Stand-ups Deliver Comics translate talent to TV, film

July 23, 1995|By David Kronke | David Kronke,Special to The Sun

It's a long trek, economically at least, from the comedy clubs to a hit TV series.

Ask Paul Reiser. "You started at nothing, coming to the city, then you'd work your way up to $5 a night, $20 a weekend, $50 for a gig here and there," Mr. Reiser recalls. "With luck, you could put that together and you'd get enough to pay the rent."

About 15 years later, of course, rent money is the least of Mr. Reiser's concerns. "Mad About You," the situation comedy he co-created and stars in, leads off NBC's Thursday night juggernaut; he also found time along the way to write a No. 1 best-selling book ("Couplehood") and make a recent foray into movies ("Bye Bye Love").

Still, he says, perhaps a little disingenuously, "Certainly, no one goes into comedy for the money. You can't make money."

Sure you can't. Maybe the clubs will only give you $50 or $100 for a night's work these days, but consider:

* Jerry Seinfeld, after leading his sitcom to the top of the ratings for the 1994-1995 season, signed a very lucrative deal for one final season, the details of which he has elected to keep secret.

* Ellen DeGeneres, on the strength of her own hit sitcom on ABC, will receive $2 million -- a sum out of reach even to many veteran film actresses -- for her movie debut.

* Martin Lawrence's stock escalated faster than the bullets he fired in the spring theatrical film "Bad Boys."

* Jim Carrey, after a three-for-three 1994 (his films grossed more than $300 million combined, while his latest, "Batman Forever," blew past $100 million in a mere 10 days), recently signed a $20-million-dollar deal.

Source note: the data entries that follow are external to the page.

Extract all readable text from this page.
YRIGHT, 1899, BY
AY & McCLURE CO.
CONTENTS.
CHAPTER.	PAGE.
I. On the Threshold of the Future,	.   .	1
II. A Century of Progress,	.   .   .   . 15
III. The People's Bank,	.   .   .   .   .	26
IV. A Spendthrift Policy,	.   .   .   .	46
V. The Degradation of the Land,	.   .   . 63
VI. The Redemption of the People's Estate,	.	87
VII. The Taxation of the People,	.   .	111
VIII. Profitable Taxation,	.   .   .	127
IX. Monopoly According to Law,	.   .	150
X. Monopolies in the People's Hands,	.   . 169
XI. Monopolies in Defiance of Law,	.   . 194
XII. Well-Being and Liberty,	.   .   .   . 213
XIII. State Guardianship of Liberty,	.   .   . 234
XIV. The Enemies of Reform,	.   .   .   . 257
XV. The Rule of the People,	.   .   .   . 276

Next fall, 28 of the 42 series debuting on the four major networks and two mini-networks will be comedies; more than a third of those will star stand-ups. And in the Emmy Award nominations announced Thursday, Mr. Seinfeld and Mr. Reiser were nominated for best actor in a comedy series, and Ms. DeGeneres and Roseanne were nominated for best actress in a comedy series.

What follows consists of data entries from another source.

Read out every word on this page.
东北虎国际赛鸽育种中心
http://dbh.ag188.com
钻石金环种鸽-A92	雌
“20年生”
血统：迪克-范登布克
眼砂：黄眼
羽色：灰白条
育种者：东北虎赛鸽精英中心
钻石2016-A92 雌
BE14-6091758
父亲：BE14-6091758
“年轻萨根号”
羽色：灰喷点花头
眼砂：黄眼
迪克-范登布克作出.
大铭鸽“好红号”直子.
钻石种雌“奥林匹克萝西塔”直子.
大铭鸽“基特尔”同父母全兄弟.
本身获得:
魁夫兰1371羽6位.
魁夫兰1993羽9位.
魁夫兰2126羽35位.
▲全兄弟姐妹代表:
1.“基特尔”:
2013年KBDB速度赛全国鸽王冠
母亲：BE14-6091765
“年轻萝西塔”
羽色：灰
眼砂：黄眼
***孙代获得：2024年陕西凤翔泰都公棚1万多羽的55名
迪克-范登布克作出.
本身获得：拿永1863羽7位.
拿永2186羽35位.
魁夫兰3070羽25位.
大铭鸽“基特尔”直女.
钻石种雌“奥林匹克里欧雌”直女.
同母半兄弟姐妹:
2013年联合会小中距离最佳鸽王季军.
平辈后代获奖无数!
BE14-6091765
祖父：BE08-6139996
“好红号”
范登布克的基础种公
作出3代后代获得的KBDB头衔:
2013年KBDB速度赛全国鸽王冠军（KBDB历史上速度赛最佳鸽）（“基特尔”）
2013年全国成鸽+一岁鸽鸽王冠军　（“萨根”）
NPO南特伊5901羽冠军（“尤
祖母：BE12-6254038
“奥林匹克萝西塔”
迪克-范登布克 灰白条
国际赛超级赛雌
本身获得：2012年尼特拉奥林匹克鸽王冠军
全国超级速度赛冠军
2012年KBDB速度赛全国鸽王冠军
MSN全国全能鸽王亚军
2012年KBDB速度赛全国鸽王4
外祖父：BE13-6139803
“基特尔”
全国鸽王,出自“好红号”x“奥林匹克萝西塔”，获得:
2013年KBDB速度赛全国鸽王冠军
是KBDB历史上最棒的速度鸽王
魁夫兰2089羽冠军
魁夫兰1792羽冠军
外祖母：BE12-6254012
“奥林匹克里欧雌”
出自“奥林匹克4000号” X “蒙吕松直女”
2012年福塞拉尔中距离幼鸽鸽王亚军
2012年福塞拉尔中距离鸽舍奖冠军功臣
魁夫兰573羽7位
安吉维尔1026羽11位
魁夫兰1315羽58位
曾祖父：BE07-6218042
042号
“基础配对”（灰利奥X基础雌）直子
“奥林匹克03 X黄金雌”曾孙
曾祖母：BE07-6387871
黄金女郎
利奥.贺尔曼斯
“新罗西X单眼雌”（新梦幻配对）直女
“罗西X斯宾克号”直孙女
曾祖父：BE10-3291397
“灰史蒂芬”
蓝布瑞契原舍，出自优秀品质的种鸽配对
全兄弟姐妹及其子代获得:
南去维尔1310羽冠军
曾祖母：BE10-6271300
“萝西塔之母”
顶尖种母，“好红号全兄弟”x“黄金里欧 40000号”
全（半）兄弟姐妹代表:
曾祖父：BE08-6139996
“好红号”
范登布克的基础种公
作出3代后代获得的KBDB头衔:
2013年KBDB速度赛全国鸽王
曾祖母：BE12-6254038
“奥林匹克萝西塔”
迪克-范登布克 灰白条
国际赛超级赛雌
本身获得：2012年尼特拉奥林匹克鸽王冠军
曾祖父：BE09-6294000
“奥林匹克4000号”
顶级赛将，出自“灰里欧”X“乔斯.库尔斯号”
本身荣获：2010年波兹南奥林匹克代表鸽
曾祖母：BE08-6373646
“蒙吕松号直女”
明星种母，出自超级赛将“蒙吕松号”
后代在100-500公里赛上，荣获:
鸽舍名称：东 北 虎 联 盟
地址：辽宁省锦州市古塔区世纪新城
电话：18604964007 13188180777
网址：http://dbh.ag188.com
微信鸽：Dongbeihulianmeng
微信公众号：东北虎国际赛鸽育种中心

"Comedians explode almost faster than anyone in our society," says Michael Fuchs, CEO of HBO, which co-sponsored a comedy arts festival in Aspen in March to give the industry a chance to scout new talent. "This country likes to laugh, it likes to laugh at itself, it's how we get through. When something happens, like the O. J. murders, everyone wants to hear the first jokes out about it. That's very inherent in our personality of this country, it seems.

"When [HBO] started 20 years ago, there were about seven comedy clubs," Mr. Fuchs reflects. "And stand-ups were people who made their living doing stand-up and rarely had series built around them."

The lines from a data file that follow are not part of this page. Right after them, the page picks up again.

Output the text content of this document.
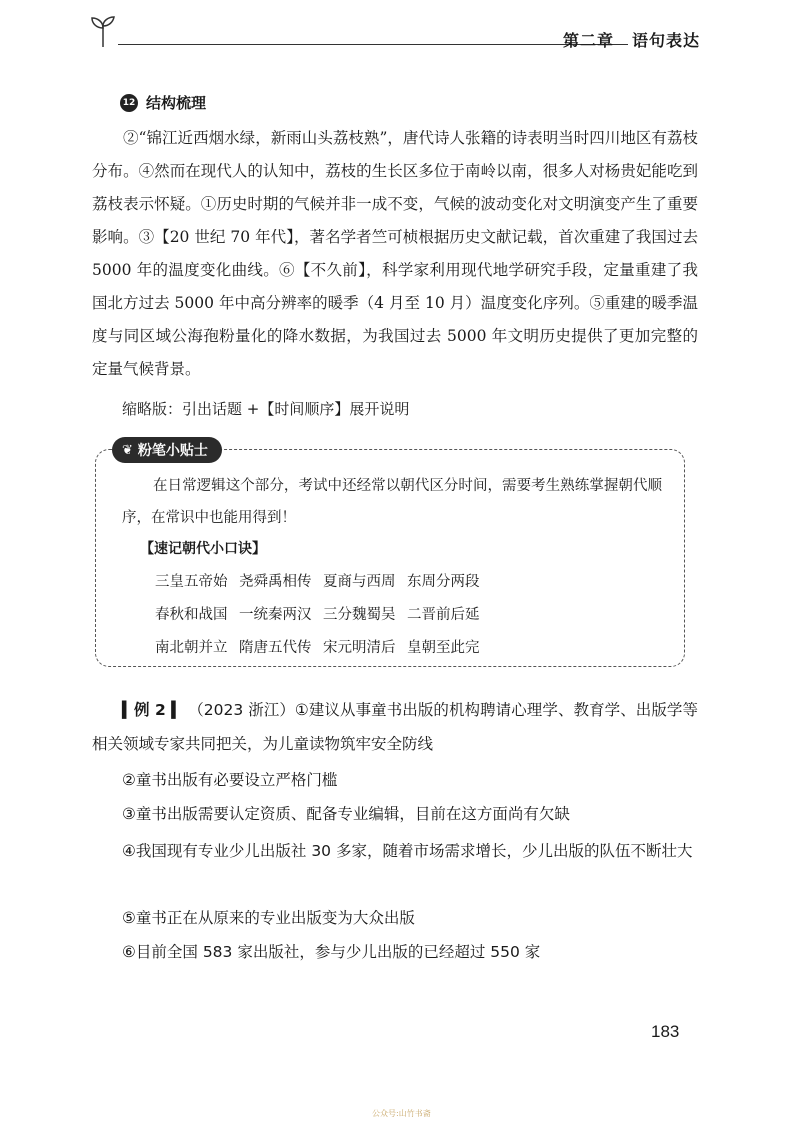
第二章 语句表达
12 结构梳理

②“锦江近西烟水绿，新雨山头荔枝熟”，唐代诗人张籍的诗表明当时四川地区有荔枝分布。④然而在现代人的认知中，荔枝的生长区多位于南岭以南，很多人对杨贵妃能吃到荔枝表示怀疑。①历史时期的气候并非一成不变，气候的波动变化对文明演变产生了重要影响。③【20 世纪 70 年代】，著名学者竺可桢根据历史文献记载，首次重建了我国过去 5000 年的温度变化曲线。⑥【不久前】，科学家利用现代地学研究手段，定量重建了我国北方过去 5000 年中高分辨率的暖季（4 月至 10 月）温度变化序列。⑤重建的暖季温度与同区域公海孢粉量化的降水数据，为我国过去 5000 年文明历史提供了更加完整的定量气候背景。

缩略版：引出话题 +【时间顺序】展开说明
❦ 粉笔小贴士

在日常逻辑这个部分，考试中还经常以朝代区分时间，需要考生熟练掌握朝代顺序，在常识中也能用得到！

【速记朝代小口诀】
三皇五帝始 尧舜禹相传 夏商与西周 东周分两段
春秋和战国 一统秦两汉 三分魏蜀吴 二晋前后延
南北朝并立 隋唐五代传 宋元明清后 皇朝至此完

▍例 2 ▍ （2023 浙江）①建议从事童书出版的机构聘请心理学、教育学、出版学等相关领域专家共同把关，为儿童读物筑牢安全防线

②童书出版有必要设立严格门槛
③童书出版需要认定资质、配备专业编辑，目前在这方面尚有欠缺

④我国现有专业少儿出版社 30 多家，随着市场需求增长，少儿出版的队伍不断壮大

⑤童书正在从原来的专业出版变为大众出版
⑥目前全国 583 家出版社，参与少儿出版的已经超过 550 家
183
公众号:山竹书斋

Now, whether for sitcoms, talk shows or even game shows, networks can't grab stand-ups fast enough. The same industry folks who hit Aspen anticipate finding the next big thing in Montreal, at the 13th annual Just for Laughs Comedy Festival, the world's largest comedy festival. It started July 19 and continues through July 30.

Comics whose careers took off after Montreal appearances include Mr. Seinfeld, Tim Allen and Brett Butler, according to Andy Nulman, CEO of the festival.

"There definitely is a feeding frenzy," says Mr. Nulman. "I only really noticed it two years ago and last year. . . . People were saying, 'We've signed you to this deal, drop your next show.' They were worried that someone was going to come along and say, 'Although you signed with this person, there's a way to break it, we're goinna give you more money.' I remember backstage at one small club, people climbing over one another screaming, 'Speak to me before you make a deal!' Business cards flying, it was almost surreal. That's when I started thinking, Things are getting a little weird.' "

Comedy actor Albert Brooks ponders the comedy boom, which rescued him from his early days as an opening act at rock concerts. "I've heard theories," he says. "One is that as the world gets crazier, this profession gets more needed. If we are heading toward the apocalypse, then every place is going to be a comedy club."

Harland Williams came to Los Angeles less than three years ago; his sitcom, "Simon," debuts on the Warner Bros. network in August. Interest in his act began the first time he set foot on an L.A. stage.

"That first night, [comedy manager] Rick Messina saw me," Mr. Williams says. "Afterward, he asked me if I would do the show 'Comedy on the Road.' It started immediately, my very first gig, and I was offered a national TV show. It's been going ever since.

"They're understanding that we're more versatile than they gave us credit for," says Mr. Williams, who was also in the film "Dumb and Dumber." "Some of us are capable of serious dramatic acting, doing cartoon voices, churning butter. They're learning to capitalize on our talents."

Mr. Reiser is proof -- he took a circuitous route to his current success, appearing in roles that didn't just require quick quipping in "Diner" and "Alien," though he says those weren't strategic career moves.